This is an implementation of the algorithms from the TRIEST paper that are used for counting local and global triangles in fully dynamic streams with fixed memory size.
This repository contains the algorithm 1 (TRIEST-BASE) and 2 (TRIEST-IMPR).
The implementation results are shown on the arXiv astro-ph dataset.
Implementation is done using Python 3.
To run the code: python run.py
To run TRIEST-BASE algorithm, set mode=1
in run.py. For TRIEST-IMPR algorithm , set mode=2
in run.py.
The dataset represents the collaboration graph of authors of scientific papers from the arXiv's Astrophysics (astro-ph) section.

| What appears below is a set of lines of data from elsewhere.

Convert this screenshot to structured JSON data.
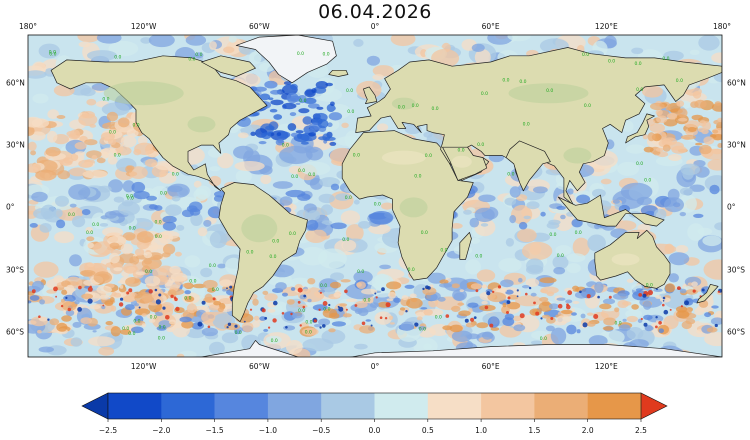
{
  "title": "06.04.2026",
  "map": {
    "top_lon_labels": [
      {
        "text": "180°",
        "lon": -180
      },
      {
        "text": "120°W",
        "lon": -120
      },
      {
        "text": "60°W",
        "lon": -60
      },
      {
        "text": "0°",
        "lon": 0
      },
      {
        "text": "60°E",
        "lon": 60
      },
      {
        "text": "120°E",
        "lon": 120
      },
      {
        "text": "180°",
        "lon": 180
      }
    ],
    "bottom_lon_labels": [
      {
        "text": "120°W",
        "lon": -120
      },
      {
        "text": "60°W",
        "lon": -60
      },
      {
        "text": "0°",
        "lon": 0
      },
      {
        "text": "60°E",
        "lon": 60
      },
      {
        "text": "120°E",
        "lon": 120
      }
    ],
    "lat_labels": [
      {
        "text": "60°N",
        "lat": 60
      },
      {
        "text": "30°N",
        "lat": 30
      },
      {
        "text": "0°",
        "lat": 0
      },
      {
        "text": "30°S",
        "lat": -30
      },
      {
        "text": "60°S",
        "lat": -60
      }
    ],
    "contour_label": "0.0",
    "colors": {
      "ocean_base": "#c9e4ee",
      "land": "#dcdcb0",
      "land_green": "#b9cf9a",
      "ice": "#f2f4f7",
      "coast": "#222222",
      "green_contour": "#22aa22"
    }
  },
  "colorbar": {
    "ticks": [
      "−2.5",
      "−2.0",
      "−1.5",
      "−1.0",
      "−0.5",
      "0.0",
      "0.5",
      "1.0",
      "1.5",
      "2.0",
      "2.5"
    ],
    "colors": [
      "#1149c8",
      "#2d68d6",
      "#5686de",
      "#80a6e0",
      "#a9c9e4",
      "#d0ebee",
      "#f6dec6",
      "#f3c6a0",
      "#ebae76",
      "#e69749"
    ],
    "under_color": "#0a3aa8",
    "over_color": "#e03a1e"
  }
}
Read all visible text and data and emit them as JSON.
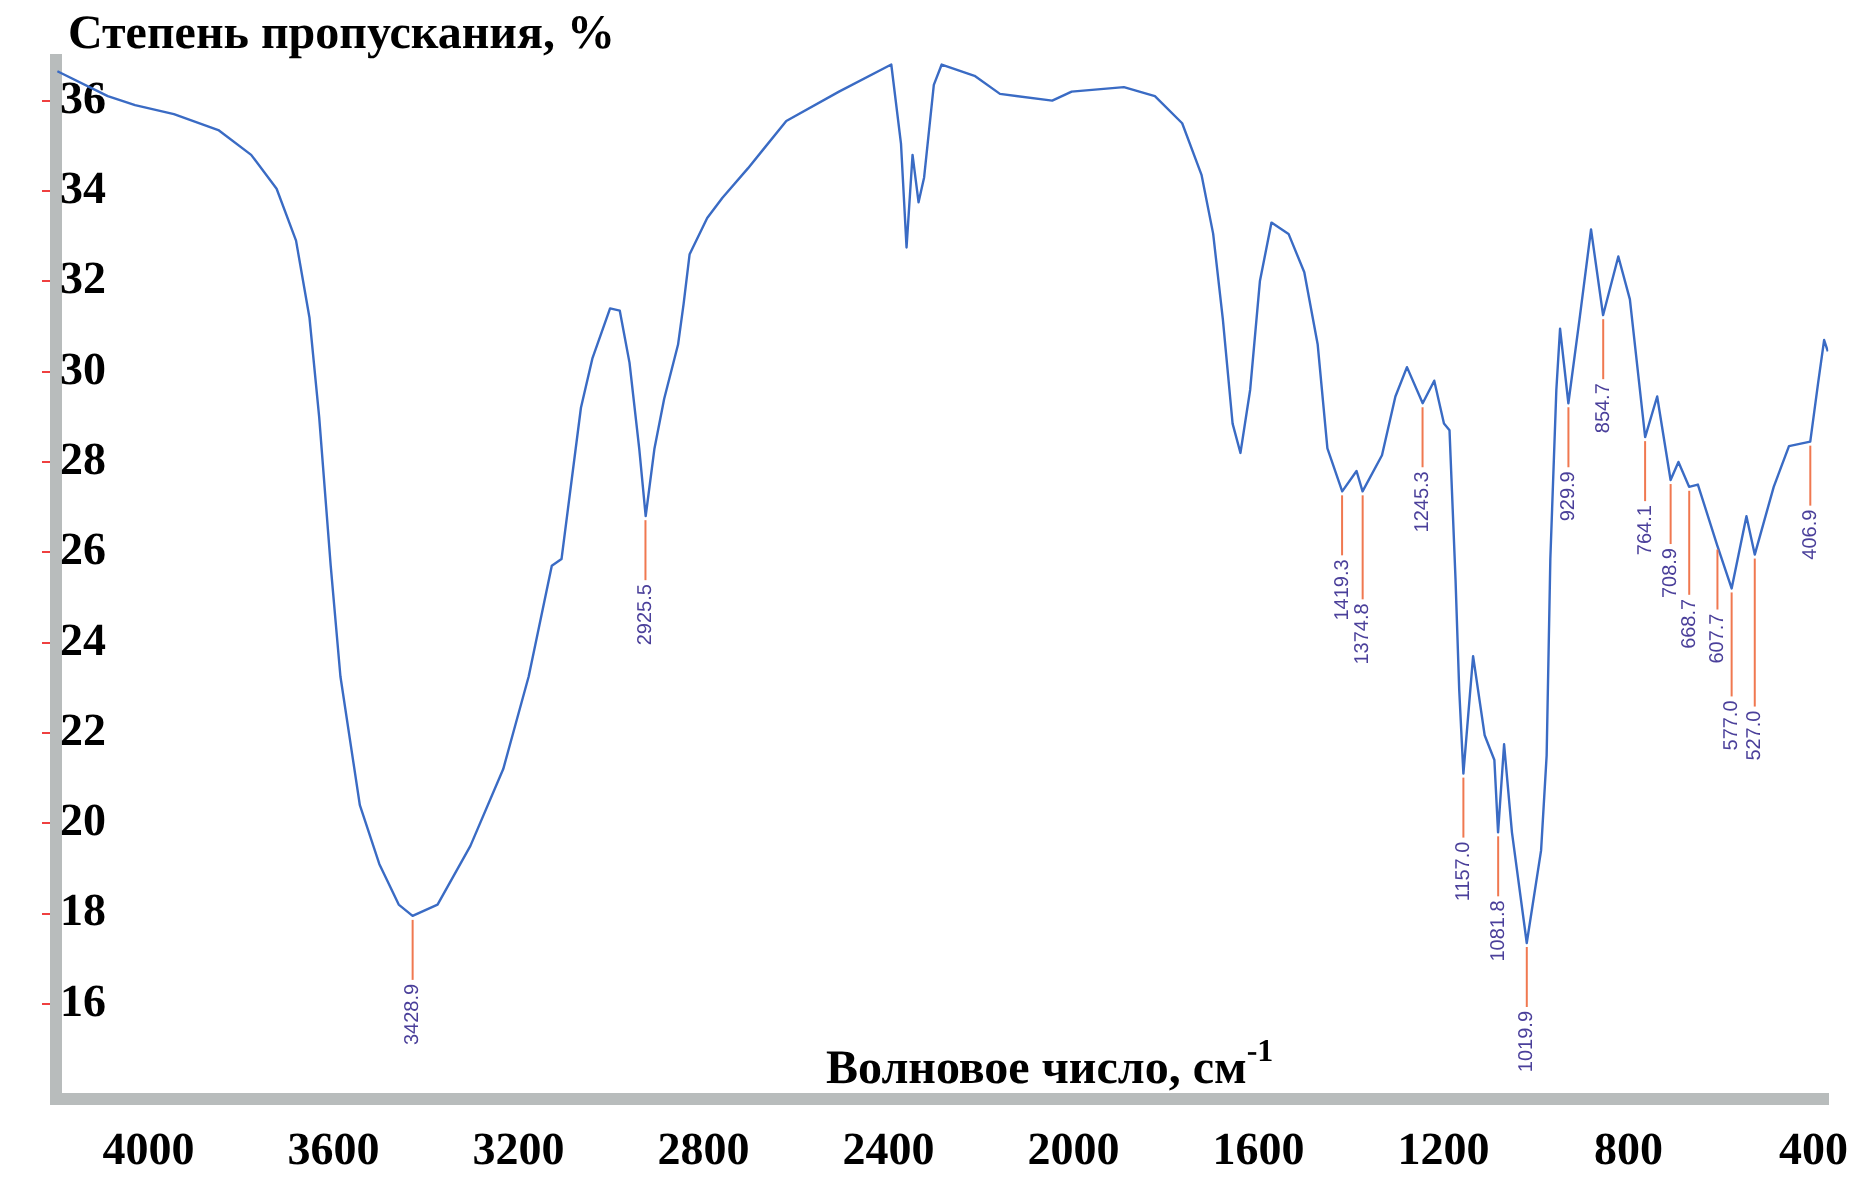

The graph is undirected and unweighted and an edge between two authors represents a common publication. The dataset contains 18,771 vertices (authors) and 198,050 edges (collaborations).
TRIEST-BASE and TRIEST-IMPR algorithms are implemented.
Both of them are based on reservoir sampling, so that was implemented.
Experiments with different sample sizes to see the performance of these algorithms and results are shown in the next section.
For different sample sizes:
Figure 1 and 2 show that TRIEST-BASE shows more variance than TRIEST-IMPR on changing the sample sizes. Both of the algorithms show 7000 as a good sample size.
For same sample size and multiple iterations:
Figure 3 and 4 show that TRIEST-BASE shows more variance when we keep the sample size fixed. In this case, the sample size was 7000 for both TRIEST-BASE and TRIEST-IMPR.